Logo

1. Hukuk Dairesi2023/1420 E. 2024/4533 K.

Yapay Zeka Özeti

Uyuşmazlık: Davacının zilyetliğiyle mülk edinme iddiasına dayalı tapusuz taşınmaz tescil davasının, davacının duruşmaya katılmaması nedeniyle HMK 150. madde uyarınca açılmamış sayılıp sayılmayacağı uyuşmazlığı.

Gerekçe ve Sonuç: Davacıya duruşma gününün usulüne uygun tebliğ edildiği, davacının duruşmaya katılmadığı ve dosyanın işlemden kaldırılmasını takiben üç ay içinde yenilenmediği gözetilerek yerel mahkemenin davanın açılmamış sayılmasına ilişkin kararının onanmasına karar verilmiştir.

Karar Metni

"İçtihat Metni"

İNCELENEN KARARIN

MAHKEMESİ : İstanbul Bölge Adliye Mahkemesi 6. Hukuk Dairesi

SAYISI : 2021/1845 E., 2022/2219 K.

HÜKÜM/KARAR : Davanın açılmamış sayılmasına / Esastan Ret

İLK DERECE MAHKEMESİ : ... Asliye Hukuk Mahkemesi

SAYISI : 2020/42 E., 2020/63 K.

Taraflar arasındaki tapusuz taşınmazın tescili davasından dolayı yapılan yargılama sonunda İlk Derece Mahkemesince davanın açılmamış sayılmasına karar verilmiştir.
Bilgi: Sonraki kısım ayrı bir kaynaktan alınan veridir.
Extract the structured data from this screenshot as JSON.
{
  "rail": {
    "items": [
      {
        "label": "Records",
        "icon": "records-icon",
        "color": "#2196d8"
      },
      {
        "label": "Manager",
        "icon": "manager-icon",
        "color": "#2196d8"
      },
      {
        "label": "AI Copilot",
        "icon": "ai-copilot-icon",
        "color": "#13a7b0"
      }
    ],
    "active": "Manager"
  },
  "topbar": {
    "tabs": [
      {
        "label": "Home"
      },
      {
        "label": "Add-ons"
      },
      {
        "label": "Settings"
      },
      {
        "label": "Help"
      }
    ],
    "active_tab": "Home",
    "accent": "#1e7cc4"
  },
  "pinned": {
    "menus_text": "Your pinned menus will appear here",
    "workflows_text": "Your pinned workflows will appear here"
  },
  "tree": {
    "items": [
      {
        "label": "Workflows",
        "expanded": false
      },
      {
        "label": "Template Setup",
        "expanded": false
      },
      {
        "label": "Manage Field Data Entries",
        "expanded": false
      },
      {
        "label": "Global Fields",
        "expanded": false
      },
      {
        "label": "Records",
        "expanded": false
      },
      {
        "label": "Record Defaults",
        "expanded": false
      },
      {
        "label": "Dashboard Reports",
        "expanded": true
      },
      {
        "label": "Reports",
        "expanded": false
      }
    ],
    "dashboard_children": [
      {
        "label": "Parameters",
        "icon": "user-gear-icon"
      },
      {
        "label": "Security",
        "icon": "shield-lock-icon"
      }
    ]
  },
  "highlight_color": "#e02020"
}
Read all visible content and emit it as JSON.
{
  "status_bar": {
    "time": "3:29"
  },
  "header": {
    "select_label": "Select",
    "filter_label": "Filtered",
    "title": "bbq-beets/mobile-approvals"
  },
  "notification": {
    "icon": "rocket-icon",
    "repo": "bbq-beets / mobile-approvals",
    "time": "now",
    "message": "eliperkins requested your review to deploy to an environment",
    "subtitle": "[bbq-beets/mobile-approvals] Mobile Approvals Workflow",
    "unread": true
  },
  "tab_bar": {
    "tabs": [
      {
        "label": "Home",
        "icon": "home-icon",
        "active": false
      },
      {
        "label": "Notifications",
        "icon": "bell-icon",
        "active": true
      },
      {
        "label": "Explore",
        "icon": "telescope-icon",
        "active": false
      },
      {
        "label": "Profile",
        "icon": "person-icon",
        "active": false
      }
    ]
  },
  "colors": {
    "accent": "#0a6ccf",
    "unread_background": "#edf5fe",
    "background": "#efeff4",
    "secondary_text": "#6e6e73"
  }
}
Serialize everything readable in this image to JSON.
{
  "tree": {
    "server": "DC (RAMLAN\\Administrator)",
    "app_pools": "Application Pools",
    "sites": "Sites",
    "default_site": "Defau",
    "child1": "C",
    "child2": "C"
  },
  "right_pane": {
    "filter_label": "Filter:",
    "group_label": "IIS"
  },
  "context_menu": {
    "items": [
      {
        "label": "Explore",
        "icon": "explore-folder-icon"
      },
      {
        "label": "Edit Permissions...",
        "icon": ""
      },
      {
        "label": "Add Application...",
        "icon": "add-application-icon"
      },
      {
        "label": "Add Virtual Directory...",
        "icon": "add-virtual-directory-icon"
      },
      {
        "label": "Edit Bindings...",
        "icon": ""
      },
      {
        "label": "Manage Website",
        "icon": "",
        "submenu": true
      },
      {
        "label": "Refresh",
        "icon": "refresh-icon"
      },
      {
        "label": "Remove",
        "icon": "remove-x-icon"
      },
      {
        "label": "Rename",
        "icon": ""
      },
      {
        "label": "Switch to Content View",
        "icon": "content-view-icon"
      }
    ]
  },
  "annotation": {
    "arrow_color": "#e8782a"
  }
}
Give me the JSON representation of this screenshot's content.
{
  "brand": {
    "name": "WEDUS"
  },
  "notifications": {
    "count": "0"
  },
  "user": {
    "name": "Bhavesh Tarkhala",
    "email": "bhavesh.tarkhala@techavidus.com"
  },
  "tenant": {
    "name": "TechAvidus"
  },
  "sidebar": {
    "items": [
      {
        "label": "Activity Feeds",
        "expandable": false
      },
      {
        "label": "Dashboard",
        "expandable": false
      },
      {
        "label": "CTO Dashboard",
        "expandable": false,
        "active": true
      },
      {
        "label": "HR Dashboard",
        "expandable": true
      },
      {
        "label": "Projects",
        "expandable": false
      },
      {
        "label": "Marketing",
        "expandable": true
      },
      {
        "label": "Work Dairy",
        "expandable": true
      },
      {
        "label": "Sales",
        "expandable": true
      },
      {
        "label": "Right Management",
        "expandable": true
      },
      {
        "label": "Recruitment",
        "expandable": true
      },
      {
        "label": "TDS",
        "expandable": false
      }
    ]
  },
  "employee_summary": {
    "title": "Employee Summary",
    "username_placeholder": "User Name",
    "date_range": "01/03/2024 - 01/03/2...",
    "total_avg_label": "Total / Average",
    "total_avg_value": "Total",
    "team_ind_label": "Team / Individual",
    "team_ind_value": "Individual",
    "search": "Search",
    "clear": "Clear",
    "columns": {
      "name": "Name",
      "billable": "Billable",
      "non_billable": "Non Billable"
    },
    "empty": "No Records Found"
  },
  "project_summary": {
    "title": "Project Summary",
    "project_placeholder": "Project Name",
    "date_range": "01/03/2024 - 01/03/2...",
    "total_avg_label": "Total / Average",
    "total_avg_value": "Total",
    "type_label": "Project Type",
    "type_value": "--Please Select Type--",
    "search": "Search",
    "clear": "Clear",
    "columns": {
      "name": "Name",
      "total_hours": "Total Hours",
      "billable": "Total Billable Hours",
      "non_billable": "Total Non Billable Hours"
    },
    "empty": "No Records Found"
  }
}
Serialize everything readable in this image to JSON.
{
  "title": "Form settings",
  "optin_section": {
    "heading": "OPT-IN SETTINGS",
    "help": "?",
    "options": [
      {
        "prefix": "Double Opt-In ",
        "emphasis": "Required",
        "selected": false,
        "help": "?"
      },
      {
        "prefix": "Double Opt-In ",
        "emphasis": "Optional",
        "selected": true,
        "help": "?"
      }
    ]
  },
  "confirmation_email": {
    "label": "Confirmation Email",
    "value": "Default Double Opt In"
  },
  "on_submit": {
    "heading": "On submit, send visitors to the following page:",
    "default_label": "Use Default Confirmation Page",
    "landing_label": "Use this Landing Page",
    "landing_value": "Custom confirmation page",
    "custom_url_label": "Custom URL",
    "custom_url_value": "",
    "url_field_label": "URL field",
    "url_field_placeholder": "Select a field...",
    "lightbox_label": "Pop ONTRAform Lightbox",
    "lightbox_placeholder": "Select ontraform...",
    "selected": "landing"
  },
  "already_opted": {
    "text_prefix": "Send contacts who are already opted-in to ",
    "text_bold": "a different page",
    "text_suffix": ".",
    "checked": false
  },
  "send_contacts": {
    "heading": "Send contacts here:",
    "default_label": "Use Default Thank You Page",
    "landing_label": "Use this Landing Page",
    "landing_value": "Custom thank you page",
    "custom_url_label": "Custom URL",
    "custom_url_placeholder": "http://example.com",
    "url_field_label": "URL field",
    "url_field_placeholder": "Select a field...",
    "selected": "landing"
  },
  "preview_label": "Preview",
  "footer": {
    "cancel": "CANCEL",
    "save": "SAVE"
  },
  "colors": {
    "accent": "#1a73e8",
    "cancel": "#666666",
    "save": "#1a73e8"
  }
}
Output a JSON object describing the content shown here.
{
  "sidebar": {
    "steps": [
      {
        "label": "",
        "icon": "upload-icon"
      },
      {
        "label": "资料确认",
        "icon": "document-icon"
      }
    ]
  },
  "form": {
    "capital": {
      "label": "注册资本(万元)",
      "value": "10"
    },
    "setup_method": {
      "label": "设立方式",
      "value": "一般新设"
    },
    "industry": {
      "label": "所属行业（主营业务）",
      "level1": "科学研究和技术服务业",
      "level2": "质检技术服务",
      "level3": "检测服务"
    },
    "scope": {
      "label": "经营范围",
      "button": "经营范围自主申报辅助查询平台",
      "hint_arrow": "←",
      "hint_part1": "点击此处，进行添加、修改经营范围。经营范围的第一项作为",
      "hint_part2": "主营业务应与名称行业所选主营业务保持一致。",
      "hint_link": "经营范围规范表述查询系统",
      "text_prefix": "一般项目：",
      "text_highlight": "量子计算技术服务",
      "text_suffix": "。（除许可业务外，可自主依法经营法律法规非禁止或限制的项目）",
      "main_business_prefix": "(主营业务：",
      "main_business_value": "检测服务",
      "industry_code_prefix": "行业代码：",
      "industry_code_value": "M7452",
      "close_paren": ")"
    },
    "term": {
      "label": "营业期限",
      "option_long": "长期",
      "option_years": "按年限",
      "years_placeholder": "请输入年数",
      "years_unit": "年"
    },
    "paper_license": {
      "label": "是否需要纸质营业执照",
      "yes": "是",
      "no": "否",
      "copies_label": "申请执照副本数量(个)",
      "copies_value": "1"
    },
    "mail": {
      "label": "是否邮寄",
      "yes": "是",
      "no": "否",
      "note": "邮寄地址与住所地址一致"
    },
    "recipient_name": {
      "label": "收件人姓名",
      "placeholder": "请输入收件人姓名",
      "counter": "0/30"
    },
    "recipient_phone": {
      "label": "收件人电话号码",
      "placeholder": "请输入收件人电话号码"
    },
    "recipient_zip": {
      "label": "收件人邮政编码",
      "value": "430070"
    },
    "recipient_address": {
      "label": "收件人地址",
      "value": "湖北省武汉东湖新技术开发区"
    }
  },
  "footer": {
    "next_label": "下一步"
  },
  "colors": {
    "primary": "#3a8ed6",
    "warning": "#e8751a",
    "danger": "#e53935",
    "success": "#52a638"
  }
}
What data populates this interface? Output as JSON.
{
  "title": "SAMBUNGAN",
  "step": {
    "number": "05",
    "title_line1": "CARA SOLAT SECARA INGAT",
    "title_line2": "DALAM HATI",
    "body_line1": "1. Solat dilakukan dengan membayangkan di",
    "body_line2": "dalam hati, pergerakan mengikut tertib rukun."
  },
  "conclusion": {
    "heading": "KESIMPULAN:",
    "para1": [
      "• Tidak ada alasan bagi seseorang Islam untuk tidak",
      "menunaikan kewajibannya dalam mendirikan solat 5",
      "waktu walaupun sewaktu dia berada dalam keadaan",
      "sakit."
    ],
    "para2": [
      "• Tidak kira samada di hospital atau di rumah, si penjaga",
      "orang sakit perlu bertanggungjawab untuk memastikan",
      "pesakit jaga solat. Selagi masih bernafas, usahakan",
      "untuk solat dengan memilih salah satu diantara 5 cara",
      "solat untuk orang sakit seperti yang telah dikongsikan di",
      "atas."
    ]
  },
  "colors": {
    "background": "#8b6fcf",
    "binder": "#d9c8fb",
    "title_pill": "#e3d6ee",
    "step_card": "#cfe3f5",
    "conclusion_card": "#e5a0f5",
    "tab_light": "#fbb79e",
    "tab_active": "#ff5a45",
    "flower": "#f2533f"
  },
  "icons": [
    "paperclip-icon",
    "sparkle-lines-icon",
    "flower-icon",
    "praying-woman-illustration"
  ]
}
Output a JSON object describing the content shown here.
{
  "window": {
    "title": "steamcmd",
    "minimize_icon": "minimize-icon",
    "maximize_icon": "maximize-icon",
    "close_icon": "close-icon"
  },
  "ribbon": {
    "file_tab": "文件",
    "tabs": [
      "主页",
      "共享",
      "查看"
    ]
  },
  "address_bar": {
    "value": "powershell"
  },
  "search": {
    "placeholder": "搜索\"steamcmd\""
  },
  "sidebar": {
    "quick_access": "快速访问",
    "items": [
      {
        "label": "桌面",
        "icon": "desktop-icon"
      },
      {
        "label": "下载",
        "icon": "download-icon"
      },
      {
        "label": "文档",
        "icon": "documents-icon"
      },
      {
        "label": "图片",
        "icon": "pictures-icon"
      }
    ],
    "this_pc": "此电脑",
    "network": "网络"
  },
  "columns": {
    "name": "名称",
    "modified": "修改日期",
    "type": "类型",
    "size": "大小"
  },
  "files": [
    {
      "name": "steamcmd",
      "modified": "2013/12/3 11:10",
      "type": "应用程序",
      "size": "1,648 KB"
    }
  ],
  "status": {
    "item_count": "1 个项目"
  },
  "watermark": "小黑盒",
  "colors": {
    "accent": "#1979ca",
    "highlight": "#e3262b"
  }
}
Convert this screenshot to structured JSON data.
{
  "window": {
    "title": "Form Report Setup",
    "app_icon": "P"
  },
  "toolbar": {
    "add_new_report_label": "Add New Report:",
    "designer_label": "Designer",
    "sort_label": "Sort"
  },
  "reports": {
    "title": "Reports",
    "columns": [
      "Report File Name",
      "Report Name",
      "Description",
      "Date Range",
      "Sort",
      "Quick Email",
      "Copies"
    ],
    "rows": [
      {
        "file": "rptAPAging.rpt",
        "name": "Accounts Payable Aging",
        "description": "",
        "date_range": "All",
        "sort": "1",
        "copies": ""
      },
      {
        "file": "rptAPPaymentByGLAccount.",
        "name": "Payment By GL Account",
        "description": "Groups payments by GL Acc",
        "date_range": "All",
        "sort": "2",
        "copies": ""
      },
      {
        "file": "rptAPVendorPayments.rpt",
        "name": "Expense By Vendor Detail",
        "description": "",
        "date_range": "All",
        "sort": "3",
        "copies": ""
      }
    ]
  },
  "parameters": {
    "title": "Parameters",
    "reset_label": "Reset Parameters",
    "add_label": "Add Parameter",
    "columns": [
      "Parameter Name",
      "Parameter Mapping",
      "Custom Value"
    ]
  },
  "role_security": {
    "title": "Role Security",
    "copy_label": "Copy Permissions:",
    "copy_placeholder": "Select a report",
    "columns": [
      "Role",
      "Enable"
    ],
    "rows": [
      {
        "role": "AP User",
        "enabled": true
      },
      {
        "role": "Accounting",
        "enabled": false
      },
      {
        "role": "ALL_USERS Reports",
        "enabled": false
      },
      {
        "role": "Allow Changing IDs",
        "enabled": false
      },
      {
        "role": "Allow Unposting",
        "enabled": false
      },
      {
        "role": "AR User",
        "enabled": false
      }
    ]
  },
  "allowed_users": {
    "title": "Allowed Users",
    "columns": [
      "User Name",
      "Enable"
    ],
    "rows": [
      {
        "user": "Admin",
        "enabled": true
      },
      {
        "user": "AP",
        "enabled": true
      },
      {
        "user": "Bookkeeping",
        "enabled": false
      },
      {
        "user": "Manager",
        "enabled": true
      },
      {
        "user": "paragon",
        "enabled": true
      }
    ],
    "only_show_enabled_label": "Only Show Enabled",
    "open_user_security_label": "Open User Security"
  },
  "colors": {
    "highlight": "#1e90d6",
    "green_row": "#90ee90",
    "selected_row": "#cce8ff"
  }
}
Kararın davacı tarafından istinaf edilmesi üzerine, Bölge Adliye Mahkemesince başvurunun esastan reddine karar verilmiştir.

Bölge Adliye Mahkemesi kararı davacı tarafından temyiz edilmekle; kesinlik, süre, temyiz şartı ve diğer usul eksiklikleri yönünden yapılan ön inceleme sonucunda, temyiz dilekçesinin kabulüne karar verildikten ve Tetkik Hâkimi tarafından hazırlanan rapor dinlendikten sonra dosyadaki belgeler incelenip gereği düşünüldü:

I. DAVA

Davacı; Bursa ili, ... ilçesi, ... Mahallesinde yapılan kadastro çalışmalarında adına kayıtlı 207 ada 6 parsel sayılı taşınmazın bitişiğindeki 60,00 m2 alanın yol olarak tespit harici bırakıldığını, bu kısmın uzun yıllardır dedesi ve babası tarafından harman yeri olarak kullanıldığını, babasından da zilyetliğin kendisine geçtiğini ve kendisi tarafından da 20 yılı aşkın süredir bahçe olarak kullanıldığını, bu kısmın adına kayıtlı taşınmazın devamı olduğunu ileri sürerek adına tesciline karar verilmesini istemiştir.

II. CEVAP

1. Davalı ... Mal Müdürlüğü davaya cevap vermemiştir.

2. Davalı ... vekili cevap dilekçesinde; Büyükşehir Belediye Başkanlığına husumet yöneltilemeyeceğini, davanın süresi içinde açılmadığını belirterek davanın reddini savunmuştur.

3. Davalı ... vekili cevap dilekçesinde; dava konusu alanın eskiden beri köylünün müşterek kullandığı ve herkesin kullanımına açık orta malı niteliğinde yol olduğunu, ayrıca davanın makul sürede açılmadığını belirterek davanın reddini savunmuştur.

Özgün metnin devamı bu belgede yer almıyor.